I really like that the amount of columns is now configurable (before it was hardcoded to 3 like #90 refers to), but this does not address having lots of different monitors with different widths: some can handle only 3 columns, whilst most of my monitors can handle 4 columns - as a workaround I've started using 6 columns (which means column#1 is useless). maybe it would be better to have a minimum width per column and have QuickTile precalculate how many columns per monitor to use?

Actually, as of a month or two ago, I finally have monitors of different sizes (in a "1280x1024, 1920x1080 ,1280x1024" horizontal arrangement) so that is on my radar... I just have so much else that's more urgent that I haven't had time to work on QuickTile.
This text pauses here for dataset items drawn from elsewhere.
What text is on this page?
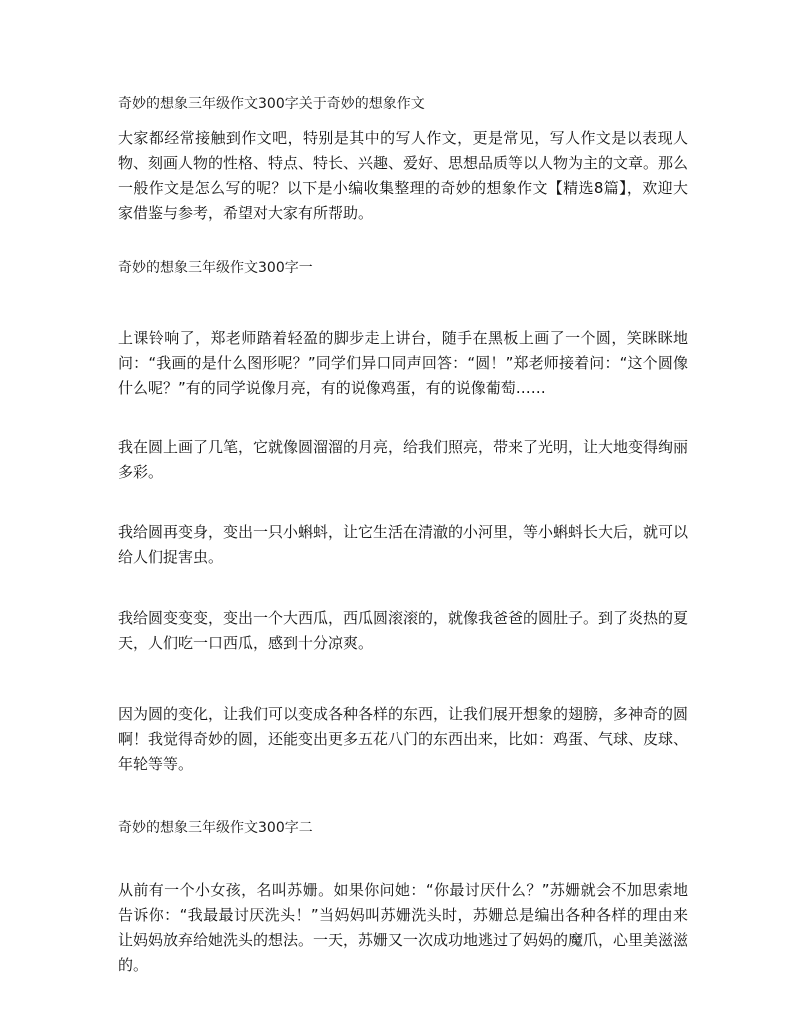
奇妙的想象三年级作文300字关于奇妙的想象作文
大家都经常接触到作文吧，特别是其中的写人作文，更是常见，写人作文是以表现人物、刻画人物的性格、特点、特长、兴趣、爱好、思想品质等以人物为主的文章。那么一般作文是怎么写的呢？以下是小编收集整理的奇妙的想象作文【精选8篇】，欢迎大家借鉴与参考，希望对大家有所帮助。
奇妙的想象三年级作文300字一
上课铃响了，郑老师踏着轻盈的脚步走上讲台，随手在黑板上画了一个圆，笑眯眯地问：“我画的是什么图形呢？”同学们异口同声回答：“圆！”郑老师接着问：“这个圆像什么呢？”有的同学说像月亮，有的说像鸡蛋，有的说像葡萄……
我在圆上画了几笔，它就像圆溜溜的月亮，给我们照亮，带来了光明，让大地变得绚丽多彩。
我给圆再变身，变出一只小蝌蚪，让它生活在清澈的小河里，等小蝌蚪长大后，就可以给人们捉害虫。
我给圆变变变，变出一个大西瓜，西瓜圆滚滚的，就像我爸爸的圆肚子。到了炎热的夏天，人们吃一口西瓜，感到十分凉爽。
因为圆的变化，让我们可以变成各种各样的东西，让我们展开想象的翅膀，多神奇的圆啊！我觉得奇妙的圆，还能变出更多五花八门的东西出来，比如：鸡蛋、气球、皮球、年轮等等。
奇妙的想象三年级作文300字二
从前有一个小女孩，名叫苏姗。如果你问她：“你最讨厌什么？”苏姗就会不加思索地告诉你：“我最最讨厌洗头！”当妈妈叫苏姗洗头时，苏姗总是编出各种各样的理由来让妈妈放弃给她洗头的想法。一天，苏姗又一次成功地逃过了妈妈的魔爪，心里美滋滋的。
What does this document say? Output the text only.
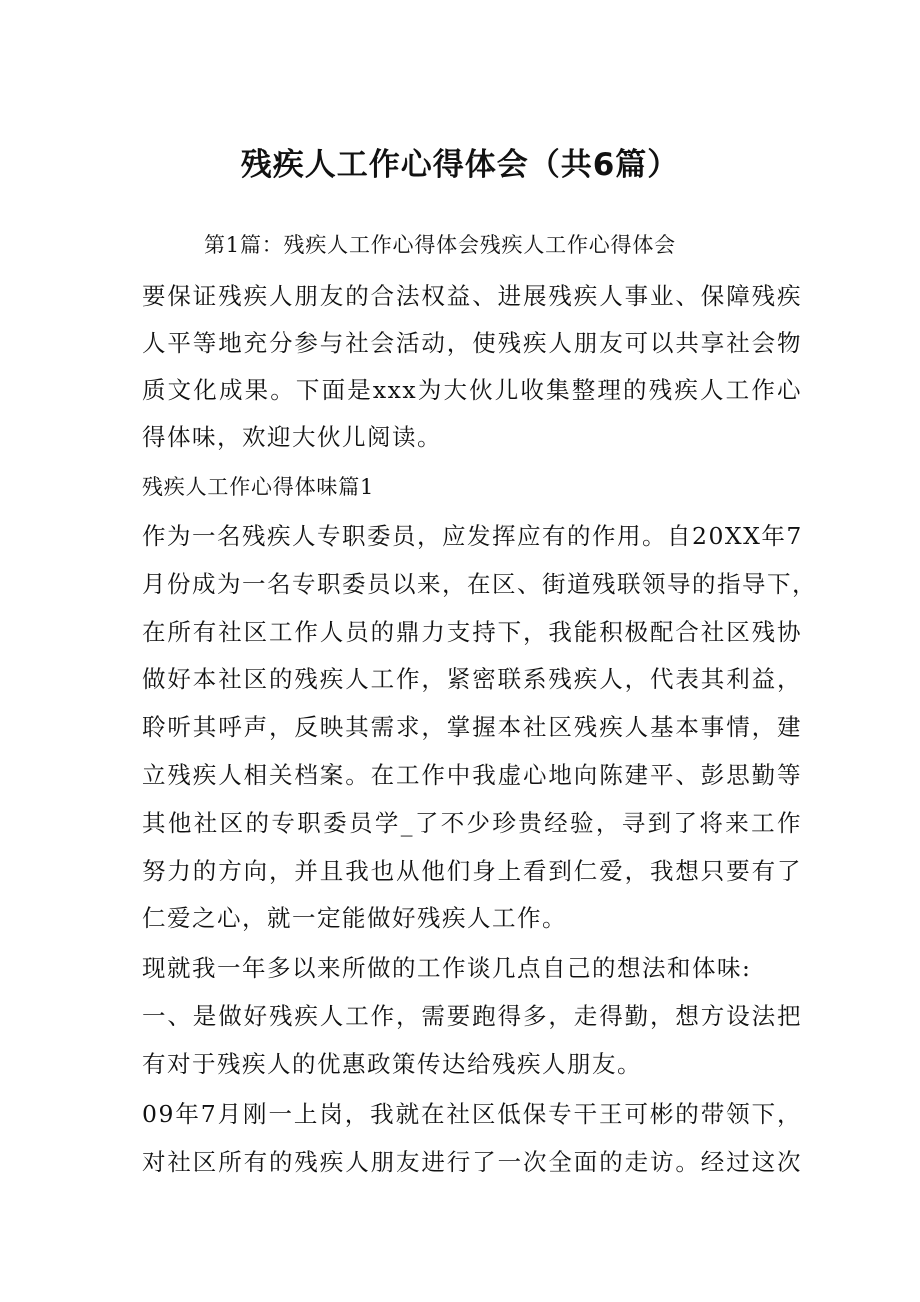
残疾人工作心得体会（共6篇）

第1篇：残疾人工作心得体会残疾人工作心得体会

要保证残疾人朋友的合法权益、进展残疾人事业、保障残疾

人平等地充分参与社会活动，使残疾人朋友可以共享社会物

质文化成果。下面是xxx为大伙儿收集整理的残疾人工作心

得体味，欢迎大伙儿阅读。

残疾人工作心得体味篇1

作为一名残疾人专职委员，应发挥应有的作用。自20XX年7

月份成为一名专职委员以来，在区、街道残联领导的指导下，

在所有社区工作人员的鼎力支持下，我能积极配合社区残协

做好本社区的残疾人工作，紧密联系残疾人，代表其利益，

聆听其呼声，反映其需求，掌握本社区残疾人基本事情，建

立残疾人相关档案。在工作中我虚心地向陈建平、彭思勤等

其他社区的专职委员学_了不少珍贵经验，寻到了将来工作

努力的方向，并且我也从他们身上看到仁爱，我想只要有了

仁爱之心，就一定能做好残疾人工作。

现就我一年多以来所做的工作谈几点自己的想法和体味:

一、是做好残疾人工作，需要跑得多，走得勤，想方设法把

有对于残疾人的优惠政策传达给残疾人朋友。

09年7月刚一上岗，我就在社区低保专干王可彬的带领下，

对社区所有的残疾人朋友进行了一次全面的走访。经过这次
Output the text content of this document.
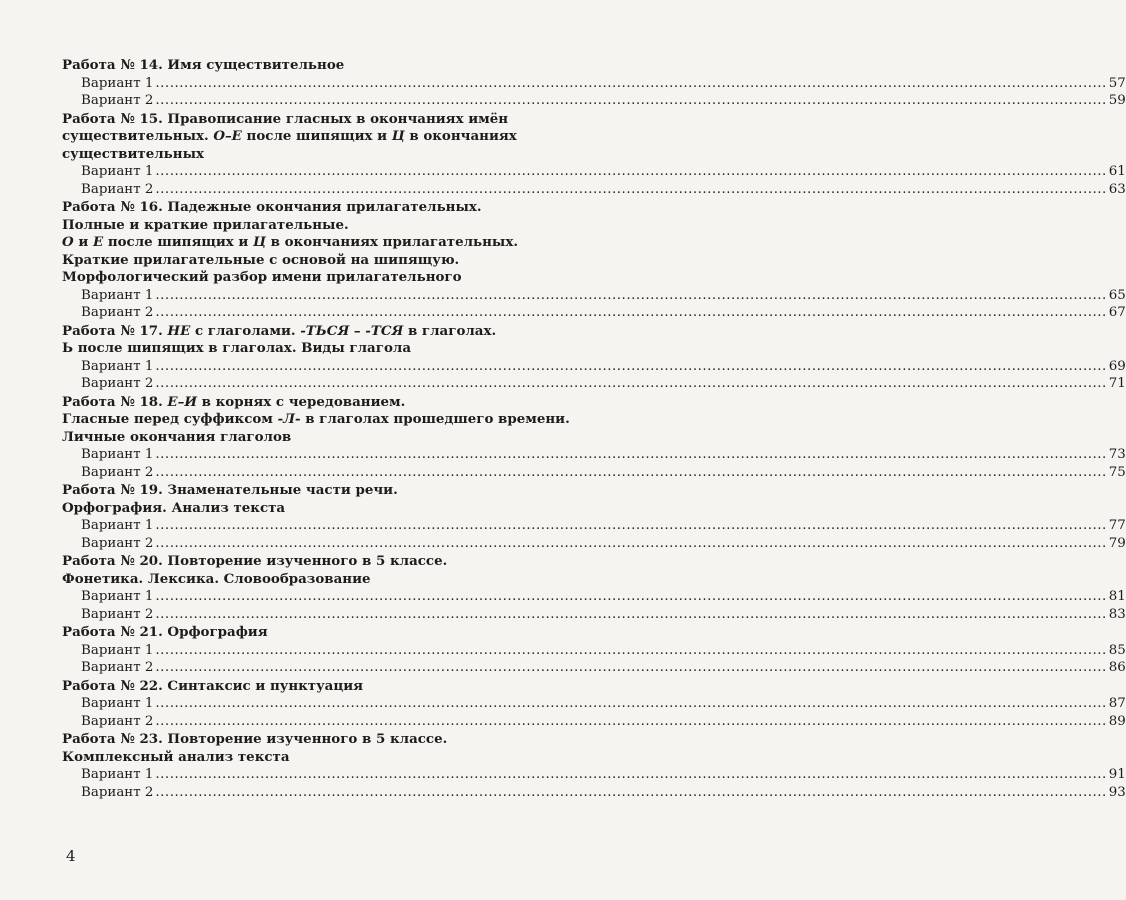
Работа № 14. Имя существительное
Вариант 1 ........................................................................................................................................................................................................ 57
Вариант 2 ........................................................................................................................................................................................................ 59
Работа № 15. Правописание гласных в окончаниях имён
существительных. О–Е после шипящих и Ц в окончаниях
существительных
Вариант 1 ........................................................................................................................................................................................................ 61
Вариант 2 ........................................................................................................................................................................................................ 63
Работа № 16. Падежные окончания прилагательных.
Полные и краткие прилагательные.
О и Е после шипящих и Ц в окончаниях прилагательных.
Краткие прилагательные с основой на шипящую.
Морфологический разбор имени прилагательного
Вариант 1 ........................................................................................................................................................................................................ 65
Вариант 2 ........................................................................................................................................................................................................ 67
Работа № 17. НЕ с глаголами. -ТЬСЯ – -ТСЯ в глаголах.
Ь после шипящих в глаголах. Виды глагола
Вариант 1 ........................................................................................................................................................................................................ 69
Вариант 2 ........................................................................................................................................................................................................ 71
Работа № 18. Е–И в корнях с чередованием.
Гласные перед суффиксом -Л- в глаголах прошедшего времени.
Личные окончания глаголов
Вариант 1 ........................................................................................................................................................................................................ 73
Вариант 2 ........................................................................................................................................................................................................ 75
Работа № 19. Знаменательные части речи.
Орфография. Анализ текста
Вариант 1 ........................................................................................................................................................................................................ 77
Вариант 2 ........................................................................................................................................................................................................ 79
Работа № 20. Повторение изученного в 5 классе.
Фонетика. Лексика. Словообразование
Вариант 1 ........................................................................................................................................................................................................ 81
Вариант 2 ........................................................................................................................................................................................................ 83
Работа № 21. Орфография
Вариант 1 ........................................................................................................................................................................................................ 85
Вариант 2 ........................................................................................................................................................................................................ 86
Работа № 22. Синтаксис и пунктуация
Вариант 1 ........................................................................................................................................................................................................ 87
Вариант 2 ........................................................................................................................................................................................................ 89
Работа № 23. Повторение изученного в 5 классе.
Комплексный анализ текста
Вариант 1 ........................................................................................................................................................................................................ 91
Вариант 2 ........................................................................................................................................................................................................ 93
4
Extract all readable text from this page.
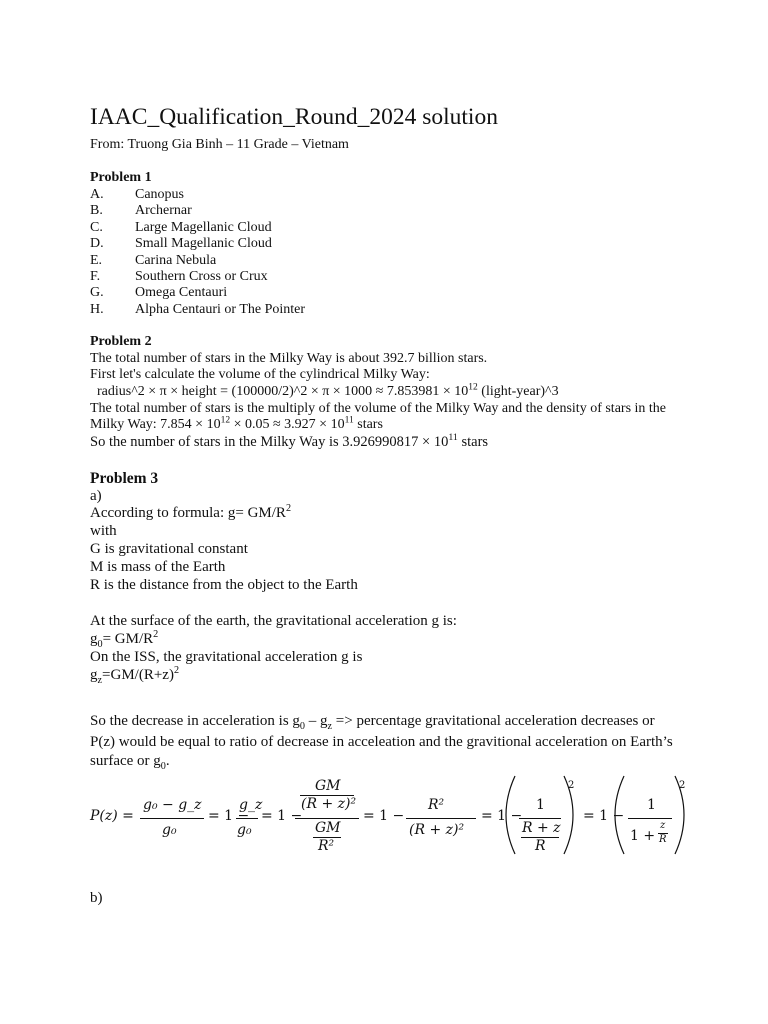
IAAC_Qualification_Round_2024 solution
From: Truong Gia Binh – 11 Grade – Vietnam
Problem 1
A.	Canopus
B.	Archernar
C.	Large Magellanic Cloud
D.	Small Magellanic Cloud
E.	Carina Nebula
F.	Southern Cross or Crux
G.	Omega Centauri
H.	Alpha Centauri or The Pointer
Problem 2
The total number of stars in the Milky Way is about 392.7 billion stars.
First let's calculate the volume of the cylindrical Milky Way:
radius^2 × π × height = (100000/2)^2 × $\pi \times 1000 \approx 7.853981 \times 10^{12}$ (light-year)^3
The total number of stars is the multiply of the volume of the Milky Way and the density of stars in the
Milky Way: $7.854 \times 10^{12} \times 0.05 \approx 3.927 \times 10^{11}$ stars
So the number of stars in the Milky Way is $3.926990817 \times 10^{11}$ stars
Problem 3
a)
According to formula: $g= GM/R^2$
with
G is gravitational constant
M is mass of the Earth
R is the distance from the object to the Earth
At the surface of the earth, the gravitational acceleration g is:
$g_0= GM/R^2$
On the ISS, the gravitational acceleration g is
$g_z=GM/(R+z)^2$
So the decrease in acceleration is $g_0 - g_z$ => percentage gravitational acceleration decreases or
P(z) would be equal to ratio of decrease in acceleation and the gravitional acceleration on Earth’s
surface or $g_0$.
P(z) =
g₀ − g_z
g₀
= 1 −
g_z
g₀
= 1 −
GM
(R + z)²
GM
R²
= 1 −
R²
(R + z)²
= 1 −
1
R + z
R
2
= 1 −
1
1 +
z
R
2
b)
Originally, I'd been deferring it as a shortcoming to be addressed "Once I've fixed #10, #13, and #24".

As an aside: it would be great to configure vertical rows too. Currently its hardcoded to 2, but that discriminates against vertical monitors

then again having more than 3 cols and more than 2 rows necessitates the need for a new method of tiling shortcuts: having 6 cols in 2 rows, it is impossible to position a 1/6 wide window in col#2 from the right nor the left

That's #53 which, again, is blocked on #13 and friends. (Yes, it's been sitting there for two years, but that's because, until recently, I didn't have time for QuickTile, period.)

At the moment, all my hobby-programming time is taken up working on reviving some other creaky old codebases which need to be moved to new hosting because of a hosting company price bump.

ssokolow avatar Nov 15 '17 21:11 ssokolow

Just a status update on "creaky codebases". I've been actively working on QuickTile since the last couple of weeks of December and I'm getting close to releasing the GTK 3 port.

As a bonus, it's growing a nice set of automated tests, which is what I need to feel confident in refactoring to fix this and other bugs.